Шрифт:
Интервал:
Закладка:
Гармошка притихла, без басов, одним только верхним регистром ведя мотив. «Клаусы» продолжали топтаться на месте, и только ближние повернулись к Витьке.
– Вы били Генюся? – спросил Отмах с расстановкой. – Вы били Генюся, – уверенно ответил он себе сам. – Зачем же вы его били?.. Зачем тебя били, Генюсь?.. Кто тебя бил?
Дурный Генюсь молчал.
– Ну ты, шпанюк! Проваливай! – сказал Витьке здоровый бугай. Он был выше Витьки на две головы.
Тогда Витька Отмах отвел Генюся в сторону и снова вошел в освещенный круг. Это было опасно, потому что «Клаусы» сомкнулись вокруг него. Кто-то с треском выламывал доску из забора.
Коренастый крепыш Витька Отмах подошел к верзиле.
– Ты бил Генюся, гад, – медленно сказал Витька и, тяжело вздохнув, с разворотом, как при подаче в лапту, двинул его по уху сразу двумя сжатыми вместе кулаками. Звук был такой, словно футбольной бутсой пнули кочан капусты.
«Клаус» почему-то не повалился замертво, а пошел лунатиком по кругу, оглохший и невесомый…
– Ратуйте мене, люди добрые! – кривляясь заорал тощий беспризорник Ромка Чижик, выползая на карачках из окна дворничихиного подвала. И грохнул тыкву с дерьмом о голову верзилы-гармониста.

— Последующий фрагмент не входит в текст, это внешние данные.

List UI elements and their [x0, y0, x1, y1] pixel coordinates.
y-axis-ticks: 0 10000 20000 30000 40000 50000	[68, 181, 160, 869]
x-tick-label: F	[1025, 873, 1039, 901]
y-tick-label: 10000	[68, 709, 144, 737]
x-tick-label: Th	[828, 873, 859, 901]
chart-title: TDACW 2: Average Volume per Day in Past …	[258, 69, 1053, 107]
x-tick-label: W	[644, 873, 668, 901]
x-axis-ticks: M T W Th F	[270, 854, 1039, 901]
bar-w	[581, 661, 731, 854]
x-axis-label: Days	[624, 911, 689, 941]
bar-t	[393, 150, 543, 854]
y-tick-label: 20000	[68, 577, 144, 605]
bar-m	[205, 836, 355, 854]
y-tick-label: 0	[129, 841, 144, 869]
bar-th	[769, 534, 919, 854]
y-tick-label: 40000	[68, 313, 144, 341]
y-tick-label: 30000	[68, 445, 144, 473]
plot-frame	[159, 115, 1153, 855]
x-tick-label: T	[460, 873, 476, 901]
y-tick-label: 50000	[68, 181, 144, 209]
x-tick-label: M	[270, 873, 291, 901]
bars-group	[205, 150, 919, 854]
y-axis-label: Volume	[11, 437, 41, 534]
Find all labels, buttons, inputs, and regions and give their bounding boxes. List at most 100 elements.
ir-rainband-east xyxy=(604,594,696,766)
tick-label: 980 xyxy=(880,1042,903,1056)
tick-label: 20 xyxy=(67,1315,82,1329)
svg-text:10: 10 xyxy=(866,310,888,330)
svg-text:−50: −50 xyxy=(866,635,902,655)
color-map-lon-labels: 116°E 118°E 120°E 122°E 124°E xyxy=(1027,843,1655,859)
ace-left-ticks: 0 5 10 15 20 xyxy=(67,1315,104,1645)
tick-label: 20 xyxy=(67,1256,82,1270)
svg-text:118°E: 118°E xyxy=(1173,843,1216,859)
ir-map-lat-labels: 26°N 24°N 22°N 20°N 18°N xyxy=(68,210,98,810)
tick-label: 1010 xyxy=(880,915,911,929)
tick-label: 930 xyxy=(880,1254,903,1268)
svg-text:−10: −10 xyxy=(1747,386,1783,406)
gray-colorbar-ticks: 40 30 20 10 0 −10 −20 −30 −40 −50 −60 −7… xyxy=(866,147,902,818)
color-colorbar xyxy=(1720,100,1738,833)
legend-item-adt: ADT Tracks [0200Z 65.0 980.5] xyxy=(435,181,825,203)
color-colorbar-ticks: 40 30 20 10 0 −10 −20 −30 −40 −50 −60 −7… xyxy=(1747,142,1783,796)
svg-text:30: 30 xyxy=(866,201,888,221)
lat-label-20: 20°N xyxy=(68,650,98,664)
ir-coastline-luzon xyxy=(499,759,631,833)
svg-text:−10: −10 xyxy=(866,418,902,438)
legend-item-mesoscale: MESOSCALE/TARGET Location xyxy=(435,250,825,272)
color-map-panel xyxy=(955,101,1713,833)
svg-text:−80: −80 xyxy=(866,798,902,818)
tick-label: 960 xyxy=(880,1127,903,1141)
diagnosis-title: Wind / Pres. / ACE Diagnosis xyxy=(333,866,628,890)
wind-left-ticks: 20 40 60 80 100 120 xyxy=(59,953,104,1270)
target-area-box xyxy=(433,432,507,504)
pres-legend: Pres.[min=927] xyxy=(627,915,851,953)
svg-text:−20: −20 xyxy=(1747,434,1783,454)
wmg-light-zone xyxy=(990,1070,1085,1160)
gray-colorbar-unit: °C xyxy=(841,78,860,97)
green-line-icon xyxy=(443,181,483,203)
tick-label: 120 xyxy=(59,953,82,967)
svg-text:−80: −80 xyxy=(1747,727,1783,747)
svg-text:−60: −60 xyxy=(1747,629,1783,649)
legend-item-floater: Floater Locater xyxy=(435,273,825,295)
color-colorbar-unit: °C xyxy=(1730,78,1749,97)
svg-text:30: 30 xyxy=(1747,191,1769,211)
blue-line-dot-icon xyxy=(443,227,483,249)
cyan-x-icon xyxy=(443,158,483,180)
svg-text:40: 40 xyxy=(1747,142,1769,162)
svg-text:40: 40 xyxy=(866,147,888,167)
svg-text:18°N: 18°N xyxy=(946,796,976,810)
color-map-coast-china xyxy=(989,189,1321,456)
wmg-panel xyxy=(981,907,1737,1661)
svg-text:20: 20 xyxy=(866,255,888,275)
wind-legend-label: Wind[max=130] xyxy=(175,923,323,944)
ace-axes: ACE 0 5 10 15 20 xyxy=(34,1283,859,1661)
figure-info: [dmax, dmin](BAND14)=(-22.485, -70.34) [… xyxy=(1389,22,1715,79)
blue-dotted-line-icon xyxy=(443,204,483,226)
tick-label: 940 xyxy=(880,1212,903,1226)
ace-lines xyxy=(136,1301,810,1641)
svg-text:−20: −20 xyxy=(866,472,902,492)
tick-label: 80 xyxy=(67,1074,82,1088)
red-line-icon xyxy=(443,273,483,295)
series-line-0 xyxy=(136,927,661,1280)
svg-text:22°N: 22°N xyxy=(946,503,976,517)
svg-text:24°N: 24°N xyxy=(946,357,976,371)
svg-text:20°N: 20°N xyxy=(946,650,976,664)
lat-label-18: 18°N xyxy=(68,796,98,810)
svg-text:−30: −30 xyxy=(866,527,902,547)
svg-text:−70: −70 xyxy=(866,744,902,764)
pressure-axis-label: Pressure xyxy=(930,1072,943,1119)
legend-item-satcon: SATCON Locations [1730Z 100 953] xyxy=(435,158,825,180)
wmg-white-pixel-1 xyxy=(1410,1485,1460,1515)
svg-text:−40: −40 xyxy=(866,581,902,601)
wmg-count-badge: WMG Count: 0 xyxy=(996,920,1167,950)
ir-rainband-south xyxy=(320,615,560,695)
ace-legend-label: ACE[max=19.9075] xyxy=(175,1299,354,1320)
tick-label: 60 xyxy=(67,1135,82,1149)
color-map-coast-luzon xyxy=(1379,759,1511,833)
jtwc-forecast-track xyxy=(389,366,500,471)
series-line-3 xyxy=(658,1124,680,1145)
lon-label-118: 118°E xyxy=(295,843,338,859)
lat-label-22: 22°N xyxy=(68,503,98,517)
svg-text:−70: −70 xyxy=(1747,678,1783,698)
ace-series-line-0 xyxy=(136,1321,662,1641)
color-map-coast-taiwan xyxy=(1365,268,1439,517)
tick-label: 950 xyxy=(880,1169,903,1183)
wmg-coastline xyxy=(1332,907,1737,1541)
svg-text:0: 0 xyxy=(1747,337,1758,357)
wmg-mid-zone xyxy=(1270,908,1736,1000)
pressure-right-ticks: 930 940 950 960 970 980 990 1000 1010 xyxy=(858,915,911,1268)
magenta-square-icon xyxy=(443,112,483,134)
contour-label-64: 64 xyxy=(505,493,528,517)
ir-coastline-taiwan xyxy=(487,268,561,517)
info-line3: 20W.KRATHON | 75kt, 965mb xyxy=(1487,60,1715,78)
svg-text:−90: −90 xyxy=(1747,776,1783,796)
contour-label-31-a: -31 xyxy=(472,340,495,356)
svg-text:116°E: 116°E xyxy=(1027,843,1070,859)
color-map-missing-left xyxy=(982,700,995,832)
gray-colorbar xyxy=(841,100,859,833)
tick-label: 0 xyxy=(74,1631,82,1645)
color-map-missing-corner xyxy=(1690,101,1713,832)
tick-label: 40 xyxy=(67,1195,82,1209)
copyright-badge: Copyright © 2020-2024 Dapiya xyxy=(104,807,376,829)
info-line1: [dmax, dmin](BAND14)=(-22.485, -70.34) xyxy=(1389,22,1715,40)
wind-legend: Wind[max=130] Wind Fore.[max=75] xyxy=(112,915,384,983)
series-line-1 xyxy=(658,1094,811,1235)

Последний раз пискнула гармошка, возвестив об окончании танцулек, которым никогда уже больше не суждено было возобновиться.
Гулко треснула лампочка… А потом провалилась земля. Кто-то из «Клаусов» выпалил в темноте из нагана. Девицы завизжали как недорезанные. Потом грохнул еще выстрел, еще…
Но от этого пушечного грохота пацаны вовсе не бросились испуганно врассыпную, а напротив, победно завопив, дружно обрушились на «Клаусов», разом смяли их, дубася здоровых, вооруженных наганами верзил палками и бляхами ремней…
Выстрелов больше не было.
«Клаусы» рванули с пустыря к подворотне, но, налетая в темноте на проволоку и груды камней, валились в кучу-малу, выбирались, выкарабкивались из нее с диким матом и с воем неслись дальше. Им уже было достаточно, ошалев от избытка впечатлений, они надеялись спастись бегством… Но еще долго метались по дворам, налетая на преграды, безумно, как лошади на пожаре. Избитые, перемазанные дерьмом, они повсюду натыкались на вопли безжалостных пацанов, крушащих их всеми видами оружия непримиримой дворовой мести.
10
В самый разгар схватки мать ухитрилась затащить Генса домой. Он сидел на кухне, с опухшим носом и ободранной коленкой, и отмачивал в эмалированном тазике с теплой водой сбитые в кровь многострадальные ноги, не знавшие летом башмаков…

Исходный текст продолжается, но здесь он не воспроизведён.